First published at Harvard’s Nieman Journalism Lab on March 9, 2018 as part of “Newsonomics: Tronc “Crashes”, DFM Owner Sued, News Guard Funded, Advance Tiptoes Into Paywalls — and The Big Lesson From Hypergrowing The Athletic

Follow Newsonomics on Twitter @kdoctor

 

A court battle may well reveal more about Alden’s DFM management, recently excoriated in The Nation and in the American Prospect. Even LexisNexis’s Law360, which first reported the lawsuit, describes Alden as a “much-maligned ‘vulture fund.’”

 

 

Alden’s “milking” of its newspaper properties has been apparent for years. What the lawsuit may reveal is what’s happened to the 20 percent-plus margin profits that Alden continues to methodically wring out of distressed newspapers.The 24-page lawsuit:

  • alleges “mismanagement”;
  • accuses the MNG board of being beholden to Alden, “four of whom are directly or indirectly connected with Alden”;
  • points to “a series of insider transactions”; and
  • argues that Alden launched a new subsidiary (InvestmentCO in 2016), and that “those investments may involve transactions with Alden that are entirely unrelated to the Company’s core businesses, may disproportionately favor Alden, or may entail Alden and its hedge fund affiliates using InvestmentCO to monetize illiquid or losing positions. The extent to which InvestmentCO’s activities overlap with those of Alden and its affiliates has been purposefully obfuscated.”

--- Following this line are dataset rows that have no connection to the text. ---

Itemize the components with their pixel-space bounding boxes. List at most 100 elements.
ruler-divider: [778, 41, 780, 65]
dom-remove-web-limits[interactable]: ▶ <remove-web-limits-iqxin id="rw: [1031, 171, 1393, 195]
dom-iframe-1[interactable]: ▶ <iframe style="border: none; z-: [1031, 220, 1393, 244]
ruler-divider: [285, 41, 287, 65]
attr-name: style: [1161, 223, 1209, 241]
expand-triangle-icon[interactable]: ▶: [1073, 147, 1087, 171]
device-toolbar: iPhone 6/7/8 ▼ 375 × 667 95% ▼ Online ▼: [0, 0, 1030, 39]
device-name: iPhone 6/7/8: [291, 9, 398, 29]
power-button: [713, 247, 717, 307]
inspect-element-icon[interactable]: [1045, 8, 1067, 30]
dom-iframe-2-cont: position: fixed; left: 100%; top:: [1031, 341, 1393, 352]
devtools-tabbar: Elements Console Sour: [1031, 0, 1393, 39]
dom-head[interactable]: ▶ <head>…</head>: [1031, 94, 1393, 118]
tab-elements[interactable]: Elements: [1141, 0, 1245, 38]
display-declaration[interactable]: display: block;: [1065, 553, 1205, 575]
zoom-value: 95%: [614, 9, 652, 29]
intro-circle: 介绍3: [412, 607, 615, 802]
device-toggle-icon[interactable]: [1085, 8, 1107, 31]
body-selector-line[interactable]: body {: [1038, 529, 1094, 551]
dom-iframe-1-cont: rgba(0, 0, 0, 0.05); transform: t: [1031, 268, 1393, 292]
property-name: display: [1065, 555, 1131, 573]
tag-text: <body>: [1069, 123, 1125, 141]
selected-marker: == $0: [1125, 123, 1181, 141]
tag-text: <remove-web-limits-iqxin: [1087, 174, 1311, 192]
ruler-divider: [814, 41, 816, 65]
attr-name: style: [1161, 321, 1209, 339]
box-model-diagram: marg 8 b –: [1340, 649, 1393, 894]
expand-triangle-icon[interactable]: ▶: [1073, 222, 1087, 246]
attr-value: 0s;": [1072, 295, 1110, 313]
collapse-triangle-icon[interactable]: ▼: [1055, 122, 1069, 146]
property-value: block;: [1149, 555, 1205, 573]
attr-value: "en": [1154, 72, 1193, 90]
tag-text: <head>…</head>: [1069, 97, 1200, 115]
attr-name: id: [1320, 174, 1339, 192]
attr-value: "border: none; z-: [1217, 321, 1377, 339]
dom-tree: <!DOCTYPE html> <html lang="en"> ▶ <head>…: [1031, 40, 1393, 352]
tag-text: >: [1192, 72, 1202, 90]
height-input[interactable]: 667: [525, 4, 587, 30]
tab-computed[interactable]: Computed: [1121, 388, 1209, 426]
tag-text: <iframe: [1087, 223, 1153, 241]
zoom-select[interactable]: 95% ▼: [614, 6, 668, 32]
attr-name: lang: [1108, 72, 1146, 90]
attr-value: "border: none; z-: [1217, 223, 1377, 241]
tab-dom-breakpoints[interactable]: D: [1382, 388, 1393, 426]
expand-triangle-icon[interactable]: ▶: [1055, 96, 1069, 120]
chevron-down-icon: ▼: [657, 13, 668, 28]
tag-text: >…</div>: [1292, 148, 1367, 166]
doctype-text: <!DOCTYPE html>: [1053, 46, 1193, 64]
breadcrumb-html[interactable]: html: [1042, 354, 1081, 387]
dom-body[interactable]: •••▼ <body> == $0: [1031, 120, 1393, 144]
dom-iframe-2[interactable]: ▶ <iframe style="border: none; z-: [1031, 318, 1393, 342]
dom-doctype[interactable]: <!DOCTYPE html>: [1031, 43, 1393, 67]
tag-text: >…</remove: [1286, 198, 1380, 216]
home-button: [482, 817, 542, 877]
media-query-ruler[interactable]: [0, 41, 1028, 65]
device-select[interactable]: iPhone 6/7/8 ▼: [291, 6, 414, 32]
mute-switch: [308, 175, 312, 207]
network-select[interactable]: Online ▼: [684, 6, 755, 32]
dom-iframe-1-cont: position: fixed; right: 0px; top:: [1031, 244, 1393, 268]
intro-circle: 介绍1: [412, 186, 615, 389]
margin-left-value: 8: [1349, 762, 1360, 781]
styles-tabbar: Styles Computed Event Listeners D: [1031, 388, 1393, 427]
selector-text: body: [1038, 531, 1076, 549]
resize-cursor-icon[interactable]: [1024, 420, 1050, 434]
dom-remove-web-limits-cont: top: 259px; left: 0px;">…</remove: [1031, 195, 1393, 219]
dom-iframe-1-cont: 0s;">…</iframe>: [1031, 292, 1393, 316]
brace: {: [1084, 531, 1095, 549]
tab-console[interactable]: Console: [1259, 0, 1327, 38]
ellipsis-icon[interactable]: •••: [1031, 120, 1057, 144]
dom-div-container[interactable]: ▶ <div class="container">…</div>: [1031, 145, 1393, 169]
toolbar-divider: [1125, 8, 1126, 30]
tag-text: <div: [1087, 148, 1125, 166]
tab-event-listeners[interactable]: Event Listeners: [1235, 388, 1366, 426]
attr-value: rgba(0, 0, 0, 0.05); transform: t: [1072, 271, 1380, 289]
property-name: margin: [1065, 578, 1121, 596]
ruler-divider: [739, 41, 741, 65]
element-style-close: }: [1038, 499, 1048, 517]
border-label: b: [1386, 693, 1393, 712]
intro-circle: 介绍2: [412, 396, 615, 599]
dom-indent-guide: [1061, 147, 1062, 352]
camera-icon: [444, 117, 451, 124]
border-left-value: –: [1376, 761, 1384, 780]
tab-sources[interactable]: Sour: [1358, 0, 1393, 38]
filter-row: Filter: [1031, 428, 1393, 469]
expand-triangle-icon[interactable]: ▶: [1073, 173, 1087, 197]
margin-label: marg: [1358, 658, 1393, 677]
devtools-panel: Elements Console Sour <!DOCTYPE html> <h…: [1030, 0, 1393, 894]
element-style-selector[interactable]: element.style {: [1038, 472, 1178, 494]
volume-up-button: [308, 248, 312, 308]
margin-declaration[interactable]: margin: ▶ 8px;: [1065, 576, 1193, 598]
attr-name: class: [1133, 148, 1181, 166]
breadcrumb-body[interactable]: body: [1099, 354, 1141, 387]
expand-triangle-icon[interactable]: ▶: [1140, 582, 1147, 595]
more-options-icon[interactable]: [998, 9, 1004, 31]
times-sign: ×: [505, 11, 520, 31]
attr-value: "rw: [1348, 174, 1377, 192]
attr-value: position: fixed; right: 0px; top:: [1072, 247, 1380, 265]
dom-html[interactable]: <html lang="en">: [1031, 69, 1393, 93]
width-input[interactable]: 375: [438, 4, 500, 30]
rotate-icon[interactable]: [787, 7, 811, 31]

In more detail, the suit alleges self-dealing by Heath Freeman, president and co-owner of Alden.

Takeaway: On the surface, of course, this appears to be an obtuse battle between two investors whose company has pursued the most aggressive, and sometimes mean-spirited, evisceration of some once-proud newspapers. They’ve done damage to the papers, but more importantly to their communities and readers. DFM’s business activities have seemed like a legal looting of the public trust. It may be as likely that these two parties will settle their profiteering differences out of the public eye. As one seasoned private equity investor cautions: “Most times, it’s wrath and fury signaling nothing, but every once in a while there is actually self-dealing or fraud of some sort.” For the moment, the lawsuit provides unusual visibility into the nest of secretive vultures.